Horrocks and Crabtree came from lowly beginnings to complete ground-breaking work in Astronomy, hypothesising, testing and finally concluding that the Transit of Venus (when Venus crosses the sun and is thus visible from Earth) happened in pairs, 8 years apart, a fact previously missed by the great Astronomer Johannes Kepler. With dogged persistence Horrocks and Crabtree stuck to their telescopes and were rewarded by glimpses of the planet as it crossed the face of the sun on the 24th of November 1639. From that, they could calculate the size of the sun, the size of Venus and, most importantly, the distance of Earth from the Sun, the basis of all astronomical measurement.
Along with their amazing science, The Transit of Venus also looks at the work of Horrocks and Crabtree as it was set against the tumultuous political and social upheaval of the time, which finally culminated in the English Civil War.
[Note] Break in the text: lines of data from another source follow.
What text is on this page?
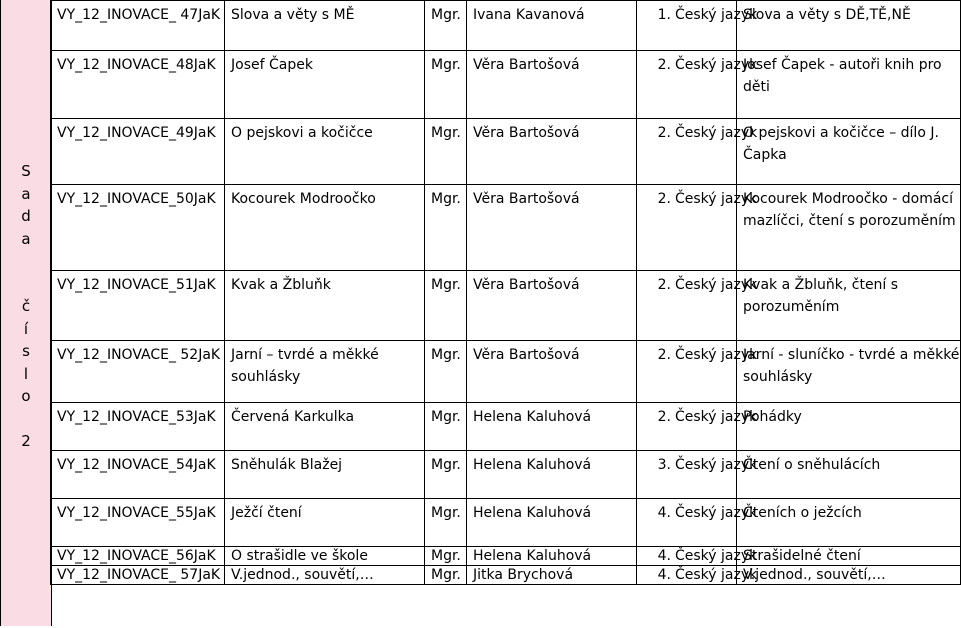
S
a
d
a
č
í
s
l
o
2
VY_12_INOVACE_ 47JaK	Slova a věty s MĚ	Mgr.	Ivana Kavanová	1. Český jazyk	Slova a věty s DĚ,TĚ,NĚ
VY_12_INOVACE_48JaK	Josef Čapek	Mgr.	Věra Bartošová	2. Český jazyk	Josef Čapek - autoři knih pro děti
VY_12_INOVACE_49JaK	O pejskovi a kočičce	Mgr.	Věra Bartošová	2. Český jazyk	O pejskovi a kočičce – dílo J. Čapka
VY_12_INOVACE_50JaK	Kocourek Modroočko	Mgr.	Věra Bartošová	2. Český jazyk	Kocourek Modroočko - domácí mazlíčci, čtení s porozuměním
VY_12_INOVACE_51JaK	Kvak a Žbluňk	Mgr.	Věra Bartošová	2. Český jazyk	Kvak a Žbluňk, čtení s porozuměním
VY_12_INOVACE_ 52JaK	Jarní – tvrdé a měkké souhlásky	Mgr.	Věra Bartošová	2. Český jazyk	Jarní - sluníčko - tvrdé a měkké souhlásky
VY_12_INOVACE_53JaK	Červená Karkulka	Mgr.	Helena Kaluhová	2. Český jazyk	Pohádky
VY_12_INOVACE_54JaK	Sněhulák Blažej	Mgr.	Helena Kaluhová	3. Český jazyk	Čtení o sněhulácích
VY_12_INOVACE_55JaK	Ježčí čtení	Mgr.	Helena Kaluhová	4. Český jazyk	Čteních o ježcích
VY_12_INOVACE_56JaK	O strašidle ve škole	Mgr.	Helena Kaluhová	4. Český jazyk	Strašidelné čtení
VY_12_INOVACE_ 57JaK	V.jednod., souvětí,…	Mgr.	Jitka Brychová	4. Český jazyk	V.jednod., souvětí,…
Tragedy struck when Horrocks died shortly after his discovery on January 3rd 1641. In the ensuing years of civil unrest, Crabtree also died in 1644, and the work of the two astronomers was forgotten and their papers all but destroyed.
“I found this play highly moving in its depiction of the relationship between the three main characters – in particular given the contrast between blind devotion to God and belief in the triumph of reason, as well as idealism versus expediency.”
There will be free tickets available for on the night for UCLan staff and students, others can pay on the door on the night.